A favorite topic of VCs -- particularly VCs in Bay Area -- is what makes Silicon Valley so conducive to creating great startups. From my point of view, the things that makes any area conducive to business creation (the Bay Area or Boston or Austin or wherever) are an entrepreneurial culture and a supportive ecosystem of institutions and professionals. While it is certainly possible to create great businesses without those things, it is far more challenging. Places like the Bay Area tend to have a disproportionate number of individuals who are willing to bet on risky ventures. And they have a disproportionate number of lawyers, bankers, investors, accountants who have an expertise in business creation. In combination, all these things are self reenforcing and create an even stronger startup culture, which in turn creates a stronger drive towards business creation, which in turn fuels an economy of startup-focused service providers, which in turn lubricates the funding process, which in turn promotes startup growth, which in turn creates an even stronger startup culture, and so on.

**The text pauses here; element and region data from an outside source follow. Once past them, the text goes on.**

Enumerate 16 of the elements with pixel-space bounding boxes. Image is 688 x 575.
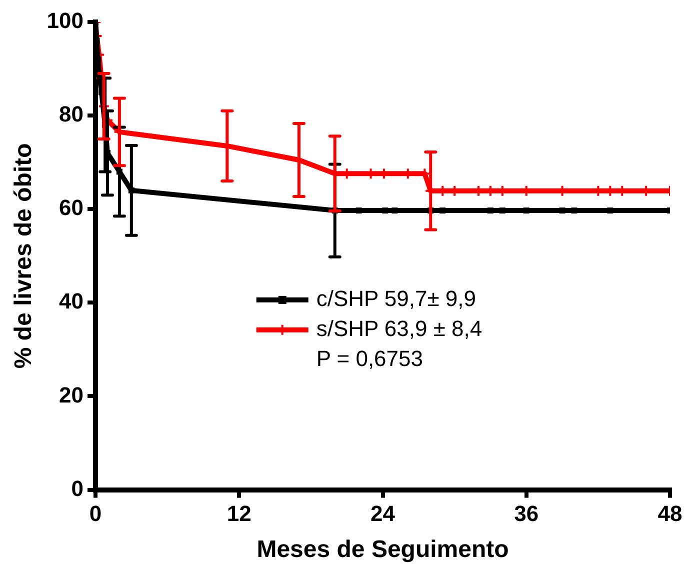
legend-label: s/SHP 63,9 ± 8,4 xyxy=(316,316,482,341)
x-tick-label: 24 xyxy=(370,501,396,526)
y-tick-label: 80 xyxy=(59,102,84,127)
legend-label: c/SHP 59,7± 9,9 xyxy=(316,286,476,311)
x-tick-label: 12 xyxy=(226,501,252,526)
y-tick-label: 60 xyxy=(59,195,84,220)
x-tick-label: 0 xyxy=(89,501,102,526)
y-axis-title: % de livres de óbito xyxy=(10,143,38,369)
y-tick-label: 20 xyxy=(59,382,84,408)
y-tick-label: 100 xyxy=(46,8,84,34)
y-tick-label: 0 xyxy=(71,476,84,501)
y-tick-label: 40 xyxy=(59,288,84,314)
x-tick-label: 36 xyxy=(514,501,539,526)
x-tick-label: 48 xyxy=(658,501,682,526)
x-axis-title: Meses de Seguimento xyxy=(256,536,509,564)
annotation: P = 0,6753 xyxy=(316,346,424,371)
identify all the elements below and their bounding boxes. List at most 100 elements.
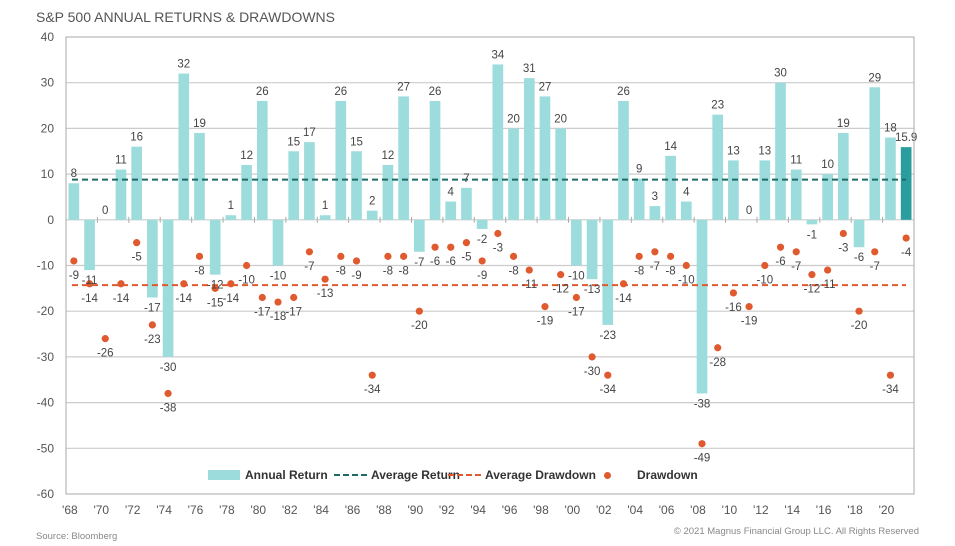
return-bar — [508, 128, 519, 220]
y-tick-label: 30 — [41, 76, 55, 90]
y-axis: 40 30 20 10 0 -10 -20 -30 -40 -50 -60 — [37, 30, 55, 501]
legend-average-return: Average Return — [334, 468, 460, 482]
drawdown-label: -19 — [741, 316, 758, 328]
return-bar — [869, 87, 881, 220]
return-label: 26 — [617, 86, 630, 98]
drawdown-dot — [871, 248, 879, 256]
drawdown-label: -10 — [238, 275, 255, 287]
return-label: -17 — [144, 302, 161, 314]
return-label: 1 — [322, 200, 328, 212]
x-tick-label: '68 — [62, 503, 78, 517]
drawdown-label: -8 — [399, 265, 409, 277]
return-bar — [476, 219, 488, 229]
return-label: 20 — [507, 113, 520, 125]
drawdown-dot — [431, 243, 439, 251]
drawdown-dot — [242, 261, 251, 270]
return-label: 26 — [256, 86, 269, 98]
return-label: 29 — [868, 72, 881, 84]
return-bar — [571, 219, 582, 266]
drawdown-dot — [164, 389, 172, 398]
y-tick-label: -10 — [37, 259, 55, 273]
drawdown-dot — [368, 371, 376, 379]
x-tick-label: '06 — [659, 503, 675, 517]
drawdown-label: -11 — [820, 279, 836, 291]
drawdown-dot — [839, 229, 847, 238]
return-label: 14 — [664, 141, 677, 153]
x-tick-label: '16 — [816, 503, 832, 517]
drawdown-label: -6 — [430, 256, 440, 268]
drawdown-dot — [666, 252, 675, 260]
legend-label: Annual Return — [245, 468, 328, 482]
return-label: -38 — [694, 398, 711, 410]
average-lines — [72, 178, 906, 287]
drawdown-label: -9 — [477, 270, 487, 282]
source-note: Source: Bloomberg — [36, 531, 118, 542]
return-bar — [900, 147, 912, 220]
drawdown-dot — [321, 275, 329, 283]
drawdown-label: -8 — [634, 265, 644, 277]
drawdown-dot — [588, 353, 596, 361]
drawdown-dot — [85, 280, 94, 288]
drawdown-label: -14 — [81, 293, 98, 305]
return-bar — [209, 219, 221, 275]
y-tick-label: 20 — [41, 121, 55, 135]
drawdown-dot — [886, 371, 895, 379]
drawdown-label: -10 — [757, 275, 774, 287]
return-bar — [461, 187, 472, 220]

I was thinking about this very question over the weekend while on a "business trip" (aka boondoggle) in the Wine Country sponsored by Silicon Valley Bank. SVB is unquestionably a part of the startup ecosystem in the Bay Area. They work closely with a half dozen companies in which I have invested and with dozens of companies in our portfolio. They appreciate the nature of venture backed startups and provide banking support -- including debt financing, for example -- in a way that acknowledges the nature of startup finances. SVB aren't the only bank in the Bay Area that happily accommodate startups and the unique nature of their profile (namely, their volatility and cash consumption needs) but SVB have made it their mission to court startups and help them find their way through the funding and growth life cycles typical of any successful startup (with all its ups and downs). That support is just one small piece of the ecosystem that I believe distinguishes startup favorable towns from startup hostile locales.
As part of the trip I was on this weekend, Silicon Valley Bank hosted a dinner at Silver Oak Cellars. Silver Oak is one of SVB's winery clients and as a result they opened up their cellars to a group of SVB's friends in the Venture business. We were given a tour of the Silver Oak facilities by their Vice President of Marketing who stressed the importance of relationships throughout the tour. Building on that theme, Harry Kellogg (SVB's Vice Chairman and President of SVB Capital) toasted to a partnership between his bank and the Venture community -- he said something to the effect of "we provide startups with the debt they need, you provide them with the equity they need, and Silver Oak provides them with the wine they need." While, at $60 and up a bottle, I'm not sure how many startups are taking solace in Silver Oak, I do think that the partnership between Silicon Valley Bank and the Venture community has been a good one. It makes up one small corner of the startup ecosystem that continues to make the Bay Area a fantastic place in which to build new businesses.